A proposito di bianconero, in una recente intervista hai dichiarato di aver rifiutato la Juventus. A distanza di tutti questi anni hai dei rimorsi?
“No, nessuno. La mia scelta si era basata sulla mia volontà di giocare a calcio, essere più presente in campo, e non andare alla Juventus per fare il tappabuchi. Se avessi avuto la possibilità di andare lì come titolare non avrei mai rifiutato poiché la Juve è comunque un grande club, che punta sempre a vincere. Per me, quindi, sarebbe sicuramente stata una grande esperienza. In quel momento sentivo, però, di voler giocare. Ero all’Udinese con Sanchez e Di Natale e volevo dimostrare di essere parte di qualcosa di altrettanto grande. È stato semplicemente un rifiuto basato su una ricerca di continuità”.
In Spagna, al Granada, la tua unica esperienza fuori dall’Italia. Che differenze hai notato tra i due campionati?
“Il modo di giocare ma soprattutto di vivere il calcio. Ci sono meno pressioni, non ci sono molti ritiri. Per farti un esempio: preliminari di Champions League, Arsenal-Udinese. Loro avevano la musica ad alto volume e noi Guidolin che tremava di paura (ride, ndr). Questo per far capire che da noi il calcio è vita, negli altri paesi è solo un gioco e così dovrebbe essere per tutti. Altrove non esistono risse tra tifosi nonostante le rivalità ma vivono comunque questo sport in modo impeccabile. Anche quando abbiamo perso tante partite i tifosi non si sono mai presentati allo stadio per fischiarci”.
Torni in Italia, Genoa poi Sassuolo. Con i neroverdi la tua rete contro il Napoli senza esultanza. Cosa porta un calciatore a non esultare contro una sua ex squadra?
“Sicuramente il rispetto, soprattutto per ciò che c’è stato in precedenza. Poi nello specifico io ero un tifoso del Napoli, quindi sarei andato contro i miei principi. Ad esempio però anche contro il Genoa non ho esultato, perché personalmente avevo rispetto per quei tifosi mi hanno dato in quegli anni. Per il Napoli è stata una questione di attaccamento e anche per i tifosi, perché nel mio periodo in azzurro non sono mai contestato”.
L’ultimo anno invece lo passi alla Casertana. Cosa ci puoi raccontare della tua prima esperienza in Serie C e del rapporto con la città di Caserta?

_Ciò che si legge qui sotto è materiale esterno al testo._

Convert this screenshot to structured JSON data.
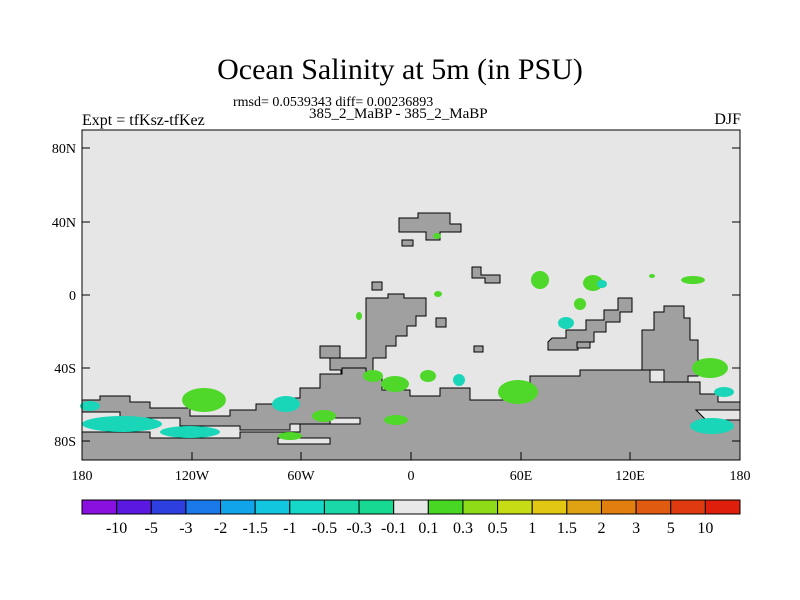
{
  "header": {
    "title": "Ocean Salinity at 5m (in PSU)",
    "subtitle": "rmsd= 0.0539343 diff= 0.00236893",
    "left_label": "Expt = tfKsz-tfKez",
    "center_label": "385_2_MaBP - 385_2_MaBP",
    "right_label": "DJF"
  },
  "map": {
    "x_ticks": [
      "180",
      "120W",
      "60W",
      "0",
      "60E",
      "120E",
      "180"
    ],
    "y_ticks": [
      "80N",
      "40N",
      "0",
      "40S",
      "80S"
    ],
    "colors": {
      "ocean_background": "#e6e6e6",
      "land": "#a0a0a0",
      "positive_anomaly": "#4fd82a",
      "negative_anomaly": "#19d6b8",
      "negative_anomaly_weak": "#2ae0c8"
    }
  },
  "colorbar": {
    "labels": [
      "-10",
      "-5",
      "-3",
      "-2",
      "-1.5",
      "-1",
      "-0.5",
      "-0.3",
      "-0.1",
      "0.1",
      "0.3",
      "0.5",
      "1",
      "1.5",
      "2",
      "3",
      "5",
      "10"
    ],
    "colors": [
      "#8a10e0",
      "#5a18e0",
      "#2e3fe0",
      "#1a78e8",
      "#11a4ea",
      "#12c6e0",
      "#16d8c8",
      "#1ad8a8",
      "#16d890",
      "#e8e8e8",
      "#48d824",
      "#8edc18",
      "#c6dc14",
      "#e2c812",
      "#e0a212",
      "#e07e10",
      "#e05a10",
      "#e03a10",
      "#e01e0c"
    ]
  }
}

“In Serie C, i tempi e i ritmi del calcio sono diversi. Sarò sincero, inizialmente non ero convinto di voler andare in C e qualora avessi accettato l’idea sarebbe stata quella di ritornare all’Arezzo. La Casertana però mi aveva proposto un gran progetto, almeno per come si prospettava. In seguito ci sono stati diversi problemi anche con il direttore e l’ambiente si è un po’ demoralizzato. Potevo fare molto di più ma se non si vince è perché qualcosa alla base non funzionava. Da un’annata che doveva essere strepitosa, è stata fallimentare. Per il resto, della città ho un bellissimo ricordo. Quando ho voluto lasciare il ritiro non c’è stato alcun tipo di problema; inoltre quando sono ritornato ho ritrovato un gruppo diverso ed un allenatore con una grande grinta. A quel punto mi sono detto: «Perché non rimanere?!». Sono rimasto volentieri ma i problemi fisici si sono frapposti alle mie volontà e sarebbe stato anche una mancanza di rispetto nei confronti di chi mi sostiene. A causa degli infortuni non ero più contento di giocare e non volevo rovinare un ambiente pulito. Ho sempre pensato che appena avessi smesso di provare le stesse sensazioni che avevo a 16 anni, mi sarei ritirato e così è stato”.
Con la Casertana sono 11 le squadre in cui hai militato. Qual è quella in cui ti sei sentito calcisticamente più a tuo agio?
“In venti anni di carriera non si può pretendere di essere sempre al top. Sono stato bene quasi in tutte, tranne magari alla Sampdoria, oppure dopo Chievo perché l’ambiente non mi piaceva. Al Granada forse non ero ancora pronto: una lingua diversa, poi avevo anche i miei figli piccoli. Invece al Genoa, Sassuolo, Napoli e al Bari ho passato momenti fantastici. Anche al Perugia, nonostante non abbia ricevuto lo stipendio per alcuni mesi, siamo riusciti a raggiungere le finali di playoff. Sono contento anche di finire la carriera a Caserta. Sembra banale ma difficilmente mi sono trovato male in una squadra. Quando ti dicono che sei una bella persona è come una vittoria, perché il calcio prima o poi passa. Forse Napoli ma perché, ripeto, è indiscussa: lì ci sono nato”.
Da calciatore, come hai vissuto le sessioni di calciomercato? Ci sono degli aneddoti che puoi raccontarci sulle tue cessioni?
“Per un attaccante ogni volta che iniziava il calciomercato c’era già qualche squadra pronta a volerti. Sapevi che comunque poteva accadere qualcosa: magari non ti sentivi più adatto in un luogo. Come l’ultimo anno al Sassuolo in cui non me l’aspettavo; ma quando il volere della società collima con il proprio non c’è molto da fare ed è giusto rispettare le scelte altrui senza creare ulteriori problemi”.
Dopo l’addio al calcio giocato, stai già pensando al tuo futuro? Quella di allenatore può essere un’opzione?
“Sto studiando, mi piacerebbe tanto. Ci sono tanti ostacoli ma aspetto la giusta occasione per partite. Qualsiasi sia il punto da cui partirò, tenendo conto del mio passato, la mia unica ambizione sarà quella di vincere. Se non c’è un progetto che mi permette di fare il mio lavoro, non ho alcuna intenzione di iniziare. Quello dell’allenatore è un ruolo complesso, che va rispettato. Da calciatore lavori per te stesso; da allenatore devi lavorare su altre venticinque persone”.
Facciamo fantacalcio: in una top 11 con Floro Flores punta, chi sarebbero gli altri 10 calciatori con i quali hai giocato che schiereresti?
“Sono tanti, devo pensarci bene (ride, ndr). Sicuramente un 4-3-3 con: Handanovic; Paolo Cannavaro, Acerbi, Vrsaljko, Peluso; Matuzalem, D’Agostino, Inler; Sanchez, Quagliarella, Floro Flores. Ci tengo a precisare che Matuzalem è il più forte con cui abbia mai giocato”.